Mistakes, and meningitis

Opinion: October 19, 2012 at 12:00a.m.

Los Angeles Times: The 14 people who died of fungal meningitis after they were injected with an apparently tainted steroid surely had no idea that their medication hadn’t come from a regular pharmaceutical company that meets federal standards for safety and efficacy. Rather, it had been produced by one of the nation’s “compounding pharmacies,” which used to be small operations producing customized versions of drugs for people whose particular medical issues made it difficult for them to take standard medications. Because of their small, specialized operations, such businesses have been largely exempted from inspection and regulation by the U.S. Food and Drug Administration.

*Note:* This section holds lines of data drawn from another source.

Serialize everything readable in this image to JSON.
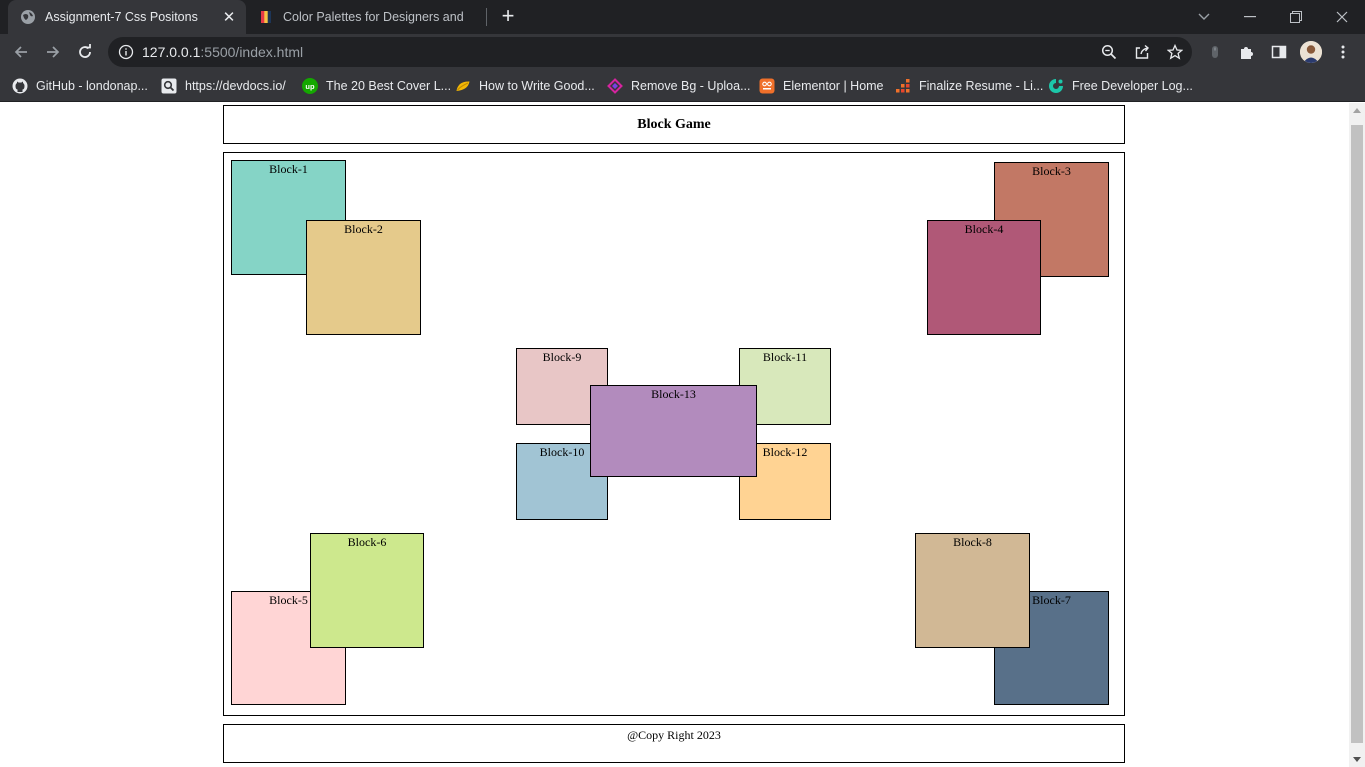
{
  "browser": {
    "tabs": [
      {
        "title": "Assignment-7 Css Positons",
        "active": true,
        "favicon": "globe-icon"
      },
      {
        "title": "Color Palettes for Designers and",
        "active": false,
        "favicon": "coolors-icon"
      }
    ],
    "address": {
      "host": "127.0.0.1",
      "rest": ":5500/index.html"
    },
    "bookmarks": [
      {
        "label": "GitHub - londonap...",
        "icon": "github-icon"
      },
      {
        "label": "https://devdocs.io/",
        "icon": "devdocs-icon"
      },
      {
        "label": "The 20 Best Cover L...",
        "icon": "upwork-icon"
      },
      {
        "label": "How to Write Good...",
        "icon": "taco-icon"
      },
      {
        "label": "Remove Bg - Uploa...",
        "icon": "removebg-icon"
      },
      {
        "label": "Elementor | Home",
        "icon": "elementor-icon"
      },
      {
        "label": "Finalize Resume - Li...",
        "icon": "resume-icon"
      },
      {
        "label": "Free Developer Log...",
        "icon": "logo-icon"
      }
    ]
  },
  "page": {
    "header_title": "Block Game",
    "footer_text": "@Copy Right 2023",
    "blocks": [
      {
        "label": "Block-1",
        "color": "#85d4c6"
      },
      {
        "label": "Block-2",
        "color": "#e5ca8b"
      },
      {
        "label": "Block-3",
        "color": "#c27865"
      },
      {
        "label": "Block-4",
        "color": "#b05877"
      },
      {
        "label": "Block-5",
        "color": "#ffd5d5"
      },
      {
        "label": "Block-6",
        "color": "#cde88d"
      },
      {
        "label": "Block-7",
        "color": "#587089"
      },
      {
        "label": "Block-8",
        "color": "#d1b895"
      },
      {
        "label": "Block-9",
        "color": "#e8c6c6"
      },
      {
        "label": "Block-10",
        "color": "#a1c4d4"
      },
      {
        "label": "Block-11",
        "color": "#d8e8bb"
      },
      {
        "label": "Block-12",
        "color": "#ffd393"
      },
      {
        "label": "Block-13",
        "color": "#b28bbd"
      }
    ]
  }
}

Yet many of them have grown into sizable manufacturers that make the same drugs produced by traditional pharmaceutical companies. The injectable steroid implicated in the meningitis cases, for example, was shipped to nearly two dozen states and used to treat up to 14,000 patients with back or neck pain. This has been possible in part because of provisions of the 1997 Food and Drug Administration Modernization Act, which allowed compounding pharmacies to avoid the levels of testing and other standards required of regular pharmaceutical firms. Court decisions further tied the FDA’s hands.

In 2003, an FDA official raised his concern about various compounding firms before a Senate committee, saying that some had “creatively marketed” new products that they touted as superior to available drugs without data to support their claims.

Now Congress must plug this growing hole in regulatory oversight by giving the FDA clear and unequivocal authority over compounding pharmacies.